Cell localization experiments of ADGRG4 (GPR112) in murine duodenum
Immunohistochemical (IHC) and immunofluorescence (IF) staining
Small intestine was harvested from mice and fixed overnight at 4 °C in 4% phosphate-buffered formalin. After thorough rinsing with tap water, the tissue was dehydrated in a series of graded alcohols, passed through xylene, and embedded in paraffin vax. The embedded tissue was cut into 10 μm thick sections, deparaffinized in xylene and rehydrated in a series of graded alcohols. Prior to IHC-anti-GPR112-staining, hydrated sections were heated in sodium citrate buffer (pH 6.0, 10 min) to retrieve antigens, immersed in 3% H2O2 in phosphate buffered saline (PBS, pH7.4, 10 min, room temperature [RT]) to quench endogenous peroxidase activity, and incubated with 5% normal goat serum (30 min, RT) to reduce background staining due to nonspecific interactions between the secondary biotinylated goat anti-rabbit antibody and the section surface. Primary anti-GPR112 polyclonal antibody (cpa3095, Cohesion Biosciences, London, UK) was diluted 1:100 in antibody buffer (PBS, pH 7.4 containing 0.5% bovine serum albumin (BSA) and 0.3% Triton X-100) and applied overnight at 4 °C in a humidified chamber. Immune complexes were visualized by successive incubations with biotin-conjugated goat anti-rabbit secondary antibody (1 h, RT), avidin-biotin-peroxidase complex (Vectastain, Burlingame, CA, 30 min, RT), and a mixture of 3,3′-diaminobenzidine and urea-hydrogen peroxide (SigmaFast DAB tablets, Sigma-Aldrich, St Louis, MO, 30-60 sec, RT). The peroxidase/DAB reaction was stopped by rinsing the sections with 0.05M Tris-HCl buffer, pH 7.4. Finally, immunohistochemically labeled sections were counterstained with Mayer’s hemalum, dehydrated, and embedded with Roti-Histokit (Carl Roth, Karlsruhe, Germany). For immunofluorescence labeling, a 1:100 dilution of primary polyclonal anti-GPR112 antibody was applied together with primary monoclonal anti-ß-catenin antibody (1:100, #610154, BD Biosciences, Europe) on antigen-retrieved and background reduced sections overnight at 4 °C. Immune complexes were detected with a mixture of species-matched Alexa-568-and 647-conjugated secondary antibodies (1:400, Invitrogen, Carlsbad, CA, USA), whereas nuclei were counterstained with DAPI (4′,6-diamidino-2-phenylindole, Serva, Heidelberg, Germany). Finally, sections were embedded in fluorescent embedding medium from Dako (Aligent, Frankfurt, Germany). Fluorescence images were captured using an LSM700 confocal laser scanning microscope (Carl Zeiss AG, Jena, Germany).
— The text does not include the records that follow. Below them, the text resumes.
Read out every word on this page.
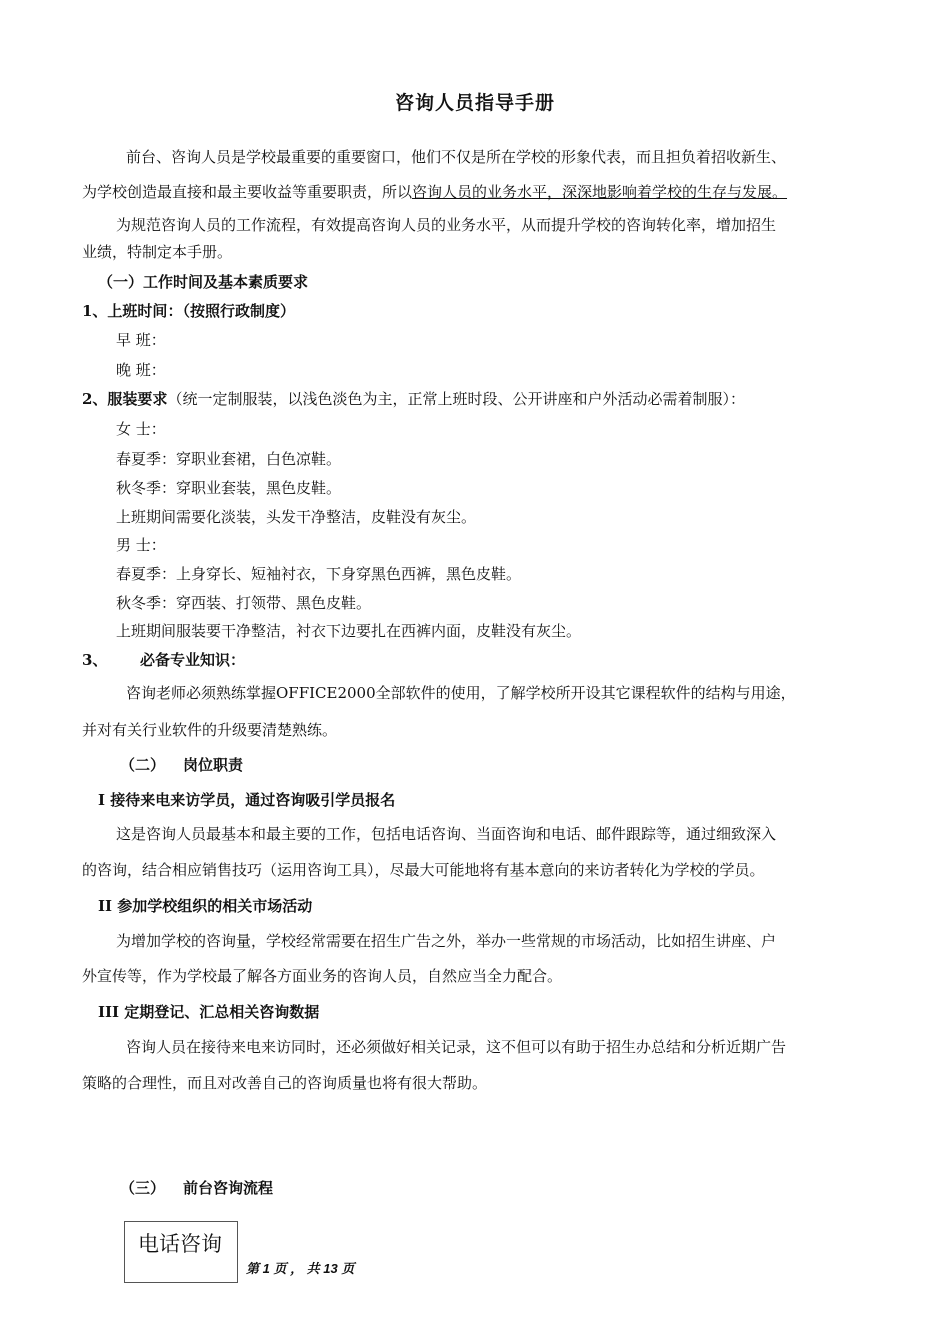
咨询人员指导手册
前台、咨询人员是学校最重要的重要窗口，他们不仅是所在学校的形象代表，而且担负着招收新生、
为学校创造最直接和最主要收益等重要职责，所以咨询人员的业务水平，深深地影响着学校的生存与发展。
为规范咨询人员的工作流程，有效提高咨询人员的业务水平，从而提升学校的咨询转化率，增加招生
业绩，特制定本手册。
（一）工作时间及基本素质要求
1、上班时间：（按照行政制度）
早 班：
晚 班：
2、服装要求（统一定制服装，以浅色淡色为主，正常上班时段、公开讲座和户外活动必需着制服）：
女 士：
春夏季：穿职业套裙，白色凉鞋。
秋冬季：穿职业套装，黑色皮鞋。
上班期间需要化淡装，头发干净整洁，皮鞋没有灰尘。
男 士：
春夏季：上身穿长、短袖衬衣，下身穿黑色西裤，黑色皮鞋。
秋冬季：穿西装、打领带、黑色皮鞋。
上班期间服装要干净整洁，衬衣下边要扎在西裤内面，皮鞋没有灰尘。
3、 必备专业知识：
咨询老师必须熟练掌握OFFICE2000全部软件的使用，了解学校所开设其它课程软件的结构与用途，
并对有关行业软件的升级要清楚熟练。
（二） 岗位职责
I 接待来电来访学员，通过咨询吸引学员报名
这是咨询人员最基本和最主要的工作，包括电话咨询、当面咨询和电话、邮件跟踪等，通过细致深入
的咨询，结合相应销售技巧（运用咨询工具），尽最大可能地将有基本意向的来访者转化为学校的学员。
II 参加学校组织的相关市场活动
为增加学校的咨询量，学校经常需要在招生广告之外，举办一些常规的市场活动，比如招生讲座、户
外宣传等，作为学校最了解各方面业务的咨询人员，自然应当全力配合。
III 定期登记、汇总相关咨询数据
咨询人员在接待来电来访同时，还必须做好相关记录，这不但可以有助于招生办总结和分析近期广告
策略的合理性，而且对改善自己的咨询质量也将有很大帮助。
（三） 前台咨询流程
电话咨询
第 1 页 ， 共 13 页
Fluorescence in situ hybridization (FISH)
The RNAscope Multiplex Fluorescent Reagent Kit v2 (Advanced Cell Diagnostics [ACD], Berlin, Germany) was used to localize ADGRG4 mRNA on small intestinal sections. Tissue was fixed with 4% phosphate buffered formalin for 24 h and embedded in paraffin wax. Sections of 10 μm were made from the paraffin embedded tissue samples and mounted on Superfrost® slides. ADGRG4 RNA labeling was performed using a commercially purchased probe from ACD according to the manufacturer’s instructions. The 1:50 diluted probe was incubated on the tissue sections for 2 h at 40 °C in a manual HybEZ™ II assay hybridization system (ACD). Probe remaining on the tissue sections was amplified and labeled with a single Opal 520 fluorophore at a dilution of 1:750 (OP-001001, Akoya Biosciences, Marlborough). After RNA labeling, combined ß-catenin Alexa 647-IF staining and DAPI nuclear counterstaining was performed as described above. The now FISH-IF-stained sections were embedded and analyzed under the LSM 700 confocal laser scanning microscope (see above).